La primera vez que envió una cotización con esos conceptos, estuvo a punto de reducir el precio antes de mandarla.

No lo hizo.

El cliente aceptó.

Daniel se enteró, por supuesto.

En ciertos círculos la información viajaba rápido.

Meses después, Ada volvió a coincidir con él en un evento.

Chidinma estaba a su lado.

Daniel vio a Ada hablando con dos proveedores y revisando una lista.

Esta vez no se rio.

Tampoco hubo una escena.

Ada saludó con educación cuando quedaron lo bastante cerca.

Chidinma respondió primero.

—He visto tu trabajo —dijo—. Es precioso.

—Gracias.

Daniel abrió la boca como si quisiera agregar algo.

Ada ya estaba atendiendo a otra persona.

No porque quisiera humillarlo.

Porque tenía cosas que hacer.

Tiempo después encontró en una caja los zapatos negros que le había comprado para aquella primera entrevista ejecutiva.

Daniel se los había dejado años atrás y ella nunca se había dado cuenta de que seguían ahí.

Ada los sostuvo unos segundos.

En otra época, aquel objeto habría provocado una cadena completa de recuerdos.

La renta que pagó.

Las madrugadas ayudándolo.

Las siete palabras.

Esta vez solo vio unos zapatos que ocupaban espacio.

Los apartó para sacarlos del local.

Luego volvió a los tres estantes originales.

En el estante superior colocó la primera carpeta del proyecto de los Okafor.

No como trofeo.

Como referencia para el siguiente presupuesto.

La calculadora seguía sobre el mostrador.

También seguían llegando pedidos pequeños, clientes indecisos y semanas difíciles.

Su vida no se había convertido de pronto en una sucesión de contratos enormes.

Lo que cambió fue otra cosa.

Ada dejó de organizar su futuro alrededor de la posibilidad de que alguien más considerara que ella pertenecía a cierto nivel.

Ahora calculaba costos, riesgos y oportunidades por sí misma.

Y cuando una propuesta no le convenía, decía que no.

Cuando un proyecto sí le convenía, dejaba de pedir permiso antes de cobrar lo que correspondía.

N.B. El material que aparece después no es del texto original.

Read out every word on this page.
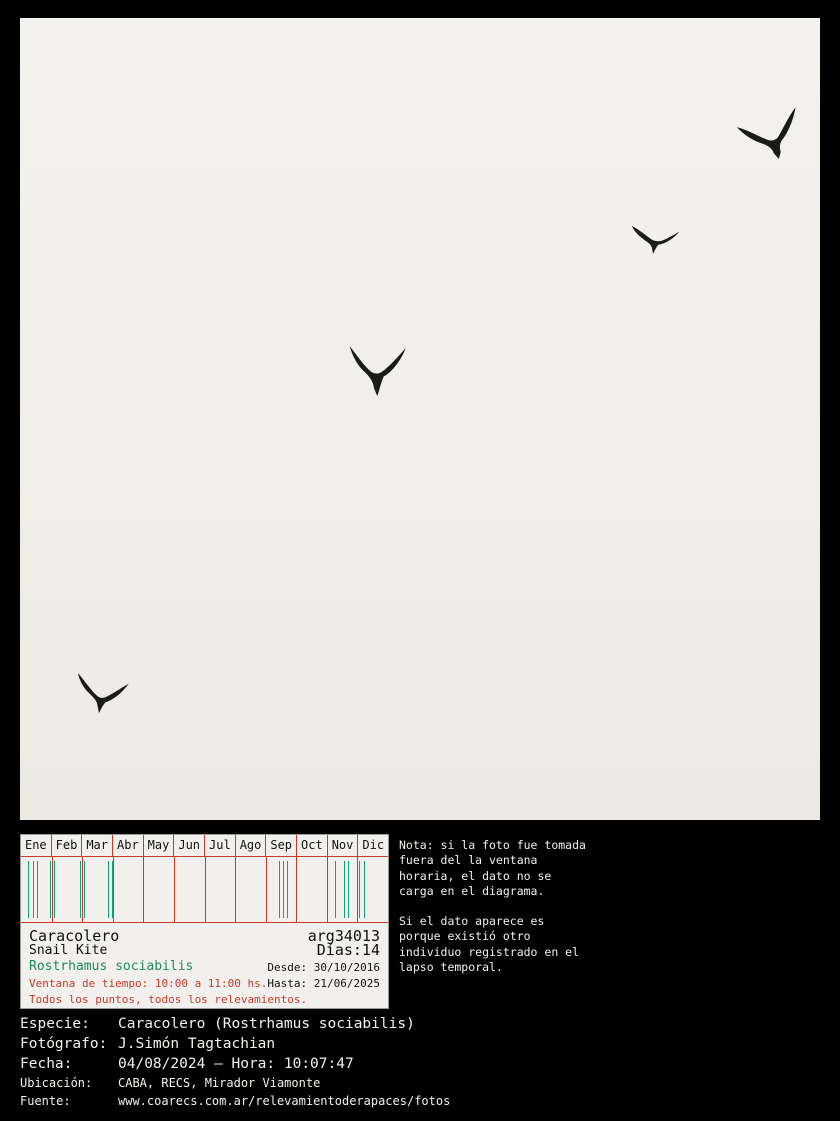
Ene Feb Mar Abr May Jun Jul Ago Sep Oct Nov Dic
Caracolero	arg34013
Snail Kite	Días:14
Rostrhamus sociabilis	Desde: 30/10/2016
Ventana de tiempo: 10:00 a 11:00 hs. Hasta: 21/06/2025
Todos los puntos, todos los relevamientos.

Nota: si la foto fue tomada fuera del la ventana horaria, el dato no se carga en el diagrama.

Si el dato aparece es porque existió otro individuo registrado en el lapso temporal.

Especie:	Caracolero (Rostrhamus sociabilis)
Fotógrafo: J.Simón Tagtachian
Fecha:	04/08/2024 — Hora: 10:07:47
Ubicación:	CABA, RECS, Mirador Viamonte
Fuente:	www.coarecs.com.ar/relevamientoderapaces/fotos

Una tarde, mientras cerraba el nuevo espacio, Emanuel pasó para revisar unas muestras de otro evento.

Se detuvo frente a los viejos estantes.

—¿Esos son los famosos tres estantes?

Ada sonrió.

—Esos mismos.

—Pensé que los habrías cambiado.

—Todavía sirven.

Emanuel tocó una de las repisas, marcada por años de rollos, tijeras y cuentas.

—Entonces deberían quedarse.

Ada apagó la luz del área de muestras y tomó las llaves.

Los tres estantes quedaron detrás de ella, ya no como el límite de lo que había construido, sino como el lugar desde donde había empezado.